VALLEMAGGIA : Festeggiati i vent'anni della prima capanna della SAV
07.09.2004 Giornale del popolo
VALLEMAGGIA Festeggiati i vent’ anni della prima capanna della SAV
In 400 al Pian di Crest in omaggio alla montagna
Folta partecipazione alla manifestazione di domenica scorsa che ha visto l?intervento del Coro Bavona. I discorsi ufficiali hanno evidenziato i problemi attuali della montagna ma anche la funzione dei rifugi come promozione delle valli
Una partecipazione così numerosa ( considerando anche che
tutti sono saliti a piedi) attesta il pieno successo della manifestazione ma anche
l’ utilità ampiamente consolidata di questa importante realizzazione della
Società alpinistica valmaggese. Oltre
a tanti vallerani c’ erano anche due folte comitive del Club alpino italiano
di Milano e di Varese.

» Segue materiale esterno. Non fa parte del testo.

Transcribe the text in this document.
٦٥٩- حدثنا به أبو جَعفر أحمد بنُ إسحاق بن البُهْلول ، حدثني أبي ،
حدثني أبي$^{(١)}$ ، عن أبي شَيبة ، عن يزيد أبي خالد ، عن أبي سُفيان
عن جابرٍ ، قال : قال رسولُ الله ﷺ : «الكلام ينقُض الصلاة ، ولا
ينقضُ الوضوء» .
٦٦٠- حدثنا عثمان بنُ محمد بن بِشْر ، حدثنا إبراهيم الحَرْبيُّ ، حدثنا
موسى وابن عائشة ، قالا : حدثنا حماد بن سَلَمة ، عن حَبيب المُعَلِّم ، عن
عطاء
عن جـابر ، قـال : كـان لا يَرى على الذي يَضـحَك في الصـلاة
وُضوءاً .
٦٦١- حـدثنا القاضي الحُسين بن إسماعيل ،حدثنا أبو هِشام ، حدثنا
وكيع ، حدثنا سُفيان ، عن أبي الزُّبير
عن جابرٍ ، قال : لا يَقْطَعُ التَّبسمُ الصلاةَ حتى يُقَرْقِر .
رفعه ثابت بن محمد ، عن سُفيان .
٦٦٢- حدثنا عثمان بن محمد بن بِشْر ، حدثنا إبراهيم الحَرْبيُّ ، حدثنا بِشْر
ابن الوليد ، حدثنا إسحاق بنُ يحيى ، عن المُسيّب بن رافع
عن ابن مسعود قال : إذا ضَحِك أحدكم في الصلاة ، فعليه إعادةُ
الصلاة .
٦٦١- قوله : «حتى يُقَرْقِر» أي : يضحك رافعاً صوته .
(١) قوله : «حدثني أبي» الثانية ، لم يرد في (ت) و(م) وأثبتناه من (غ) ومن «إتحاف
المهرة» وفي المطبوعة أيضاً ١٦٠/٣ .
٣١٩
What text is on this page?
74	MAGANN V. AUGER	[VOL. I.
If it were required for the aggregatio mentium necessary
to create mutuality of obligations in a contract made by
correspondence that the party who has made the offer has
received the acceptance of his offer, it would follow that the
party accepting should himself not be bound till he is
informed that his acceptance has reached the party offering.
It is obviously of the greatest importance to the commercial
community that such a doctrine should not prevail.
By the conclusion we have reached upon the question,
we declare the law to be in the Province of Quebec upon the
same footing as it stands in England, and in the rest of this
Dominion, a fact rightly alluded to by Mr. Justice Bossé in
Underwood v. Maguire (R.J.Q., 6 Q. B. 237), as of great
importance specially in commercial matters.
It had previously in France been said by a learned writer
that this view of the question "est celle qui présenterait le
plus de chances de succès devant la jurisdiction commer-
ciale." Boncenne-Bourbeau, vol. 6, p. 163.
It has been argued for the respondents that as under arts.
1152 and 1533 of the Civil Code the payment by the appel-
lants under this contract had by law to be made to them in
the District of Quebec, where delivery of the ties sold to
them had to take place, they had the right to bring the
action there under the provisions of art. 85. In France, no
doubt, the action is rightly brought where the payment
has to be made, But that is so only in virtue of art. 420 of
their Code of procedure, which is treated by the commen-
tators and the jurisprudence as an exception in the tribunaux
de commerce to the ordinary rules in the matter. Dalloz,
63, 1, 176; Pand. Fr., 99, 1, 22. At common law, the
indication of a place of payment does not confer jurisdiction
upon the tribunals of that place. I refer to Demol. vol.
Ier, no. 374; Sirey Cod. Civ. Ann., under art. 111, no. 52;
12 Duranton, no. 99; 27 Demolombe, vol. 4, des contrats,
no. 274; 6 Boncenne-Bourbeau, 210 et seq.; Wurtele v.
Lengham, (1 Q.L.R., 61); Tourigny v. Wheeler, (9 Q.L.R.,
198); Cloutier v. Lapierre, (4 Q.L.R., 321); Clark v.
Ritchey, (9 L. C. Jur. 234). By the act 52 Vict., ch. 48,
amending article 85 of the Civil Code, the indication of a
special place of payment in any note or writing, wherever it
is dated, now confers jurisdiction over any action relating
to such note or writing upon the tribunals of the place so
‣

La cerimonia ha visto la messa celebrata da don Rinaldo
Romagnoli e una serie di toccanti esecuzioni del Coro Bavona, diretto da Alfio
Inselmini e nato proprio in occasione dell’inaugurazione della capanna. Il
presidente della SAV, Arturo Rothen, ha rilevato che « la numerosa partecipazione
è la prova del richiamo delle capanne della SAV e del rispetto per la nostra
gente e della montagna ». Ha poi ricordato i volenterosi che vent’anni fa
avevano collaborato alla realizzazione: i due ex presidenti Adriano Milani e
Fiorenzo Derungs, e Alberto Zanini, Carlo Tonini, Adolfo Martini, Roland
Dreier, Angela e Severino Dalessi, nonché il progettista Germano Mattei. Ma la
commemorazione del ventennale è stata anche l’ occasione per una riflessione
assai più ampia sul ruolo della montagna e sul suo futuro. Ne ha parlato
Germano Mattei, segretario della Fondazione Valle Bavona, che sta per lasciare
l’ incarico. Mattei, profondo conoscitore della realtà delle nostre valli, ha
evidenziato i problemi e le legittime preoccupazioni della montagna, che viene
utilizzata dalla politica turistica cittadina come icona ambientale largamente
positiva, ma che però viene lasciata lentamente morire. Infatti, a causa della
carenza di posti di lavoro, molti giovani se ne vanno. E questa perdita non è
solo demografica. Mattei ha parlato anche di alcune iniziative di
rivitalizzazione, senz’ altro meritorie e apprezzabili, ma attuate in senso
troppo privato, mentre sarebbe auspicabile una maggiore apertura. La
manifestazione è terminata con gli interventi di Bruno Bini e del vice
presidente della FAT, Marco Montemari.